Okay, I'm stating the obvious. But you wouldn't know it to look a some buildings. There are technocrats in all building-related fields that will tell you that a six-sided box is the cheapest thing to build and, apart from the sphere, the most energy efficient (true). Others will tell you it is the minimalist ideal and that simplicity unclutters and frees the mind (arguably true). Still others seem to have trouble imagining anything else.

For those in the latter category I would suggest trailer homes and their offspring: manufactured homes. For modern architecture, sure, a simple structure removes interior bearing walls and makes for flexible floor plans with clean, open spaces that do not detract from exterior views or interior furnishings. The basic box? Absolutely. If you are simply wanting to live as cheaply as possible, a simple box simply can't be beat.

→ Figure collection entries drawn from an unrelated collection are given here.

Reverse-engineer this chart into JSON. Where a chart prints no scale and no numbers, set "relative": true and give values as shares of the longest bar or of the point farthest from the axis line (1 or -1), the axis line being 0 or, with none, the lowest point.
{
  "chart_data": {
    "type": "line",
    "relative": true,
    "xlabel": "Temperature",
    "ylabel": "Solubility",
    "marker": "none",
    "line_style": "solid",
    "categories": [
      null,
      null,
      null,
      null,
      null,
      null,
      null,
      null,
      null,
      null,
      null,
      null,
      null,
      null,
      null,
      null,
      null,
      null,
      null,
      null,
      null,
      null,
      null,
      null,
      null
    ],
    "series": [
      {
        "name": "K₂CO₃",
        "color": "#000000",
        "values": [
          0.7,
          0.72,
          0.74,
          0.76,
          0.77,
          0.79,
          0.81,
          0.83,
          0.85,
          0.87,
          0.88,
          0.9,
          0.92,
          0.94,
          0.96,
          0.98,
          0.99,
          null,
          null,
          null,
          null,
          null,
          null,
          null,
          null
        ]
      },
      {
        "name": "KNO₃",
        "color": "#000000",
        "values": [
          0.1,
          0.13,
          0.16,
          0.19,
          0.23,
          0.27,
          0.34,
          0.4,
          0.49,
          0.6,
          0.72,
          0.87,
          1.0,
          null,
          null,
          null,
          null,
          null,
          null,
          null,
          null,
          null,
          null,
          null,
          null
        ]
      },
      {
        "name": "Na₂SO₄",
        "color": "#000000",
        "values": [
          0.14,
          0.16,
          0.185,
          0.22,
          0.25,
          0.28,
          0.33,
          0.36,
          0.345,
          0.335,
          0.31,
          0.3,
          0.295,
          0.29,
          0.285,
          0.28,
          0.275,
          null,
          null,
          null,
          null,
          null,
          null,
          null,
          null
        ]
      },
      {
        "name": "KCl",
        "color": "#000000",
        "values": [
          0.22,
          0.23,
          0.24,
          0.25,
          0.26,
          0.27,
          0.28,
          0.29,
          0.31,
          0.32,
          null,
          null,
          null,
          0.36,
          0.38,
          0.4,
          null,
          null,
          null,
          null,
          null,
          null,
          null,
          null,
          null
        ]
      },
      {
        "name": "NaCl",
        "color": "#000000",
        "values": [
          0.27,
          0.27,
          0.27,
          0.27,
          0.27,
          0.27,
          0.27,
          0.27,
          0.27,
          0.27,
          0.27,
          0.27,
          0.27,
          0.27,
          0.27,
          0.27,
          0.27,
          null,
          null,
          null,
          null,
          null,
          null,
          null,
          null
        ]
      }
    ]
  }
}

Living in a building that looks and feels like a polar research lab dropped in by a helicopter, however - or attempting to live in an impossibly clean (except in photographs) Star Trek vision of otherworldly, blissful bodily separation from the unnatural world - has its proponents. But we're going to annoy them all by following a few right-brain-ish (and Wright-ish) roots in search of homes that not only consider, but celebrate their surroundings. First though, we need a dash of history:

Briefly, the concept of organic architecture originated with architect Louis Sullivan back around the turn of the (previous) century, while the term was later coined and branded by Frank Lloyd Wright, who had mentored under Sullivan. Scores of architects and scholars that followed have continued to further refine and articulate what began as a kind of fuzzy, right-brain notion. But, since we're still mostly in that lobe, the idea is what we will focus on.

Unfortunately, the idea of organic architecture was really nothing new. It just seemed fresh and new to a relatively new country composed of mostly transplanted Western Europeans in the latter part of the 19th century. A new continent with still abundant natural resources needed its own architectural identity and organic architecture fit the bill. Contemporary architect, Eric Corey Freed beautifully points to the distinction, both then and now:

"Using Nature as our basis for design, a building or design must grow, as Nature grows, from the inside out. Most architects design their buildings as a shell and force their way inside. Nature grows from the idea of a seed and reaches out to its surroundings. A building thus, is akin to an organism and mirrors the beauty and complexity of Nature."

A cynic might conclude that the movement's originators, instead of having a new idea, may have simply "ceased to have an old idea" - and that, seeking inspiration in the new world, one had merely to take a sojourn to the wilderness to rediscover nature and apply it. It may have also occurred to them to look back to the vanquished American Indian or beyond, to imagine a span of a million or more years of human history and a time when "declaring organic architecture to be the modern ideal" was the obvious and inescapable norm.

Say what you will about a fuzzy idea becoming a philosophy and an institution with rules and different schools with untold numbers of doctoral theses, leading to careers as disciples of disciples, each trying to carve out their own little niche. Say the idea is as old as art - no matter; the modern version of organic architecture has deepened our awareness of how our buildings can reflect and respond to ourselves and to the natural world.

Revolving around a respect for materials and the integration of the site, structure and spaces into a coherent whole, the idea is as fresh and adaptable in its interpretation for each individual today as it is to each new generation. Emerging technologies become assimilated, but rather than displace core principles, they enhance and offer new opportunities. As the antithesis of an imposed style, our building is always related to its place and time. It will continue to reflect an idea, and an ideal, that is seemingly as inexhaustible as nature itself.

The box, as it turns out, has developed some connections.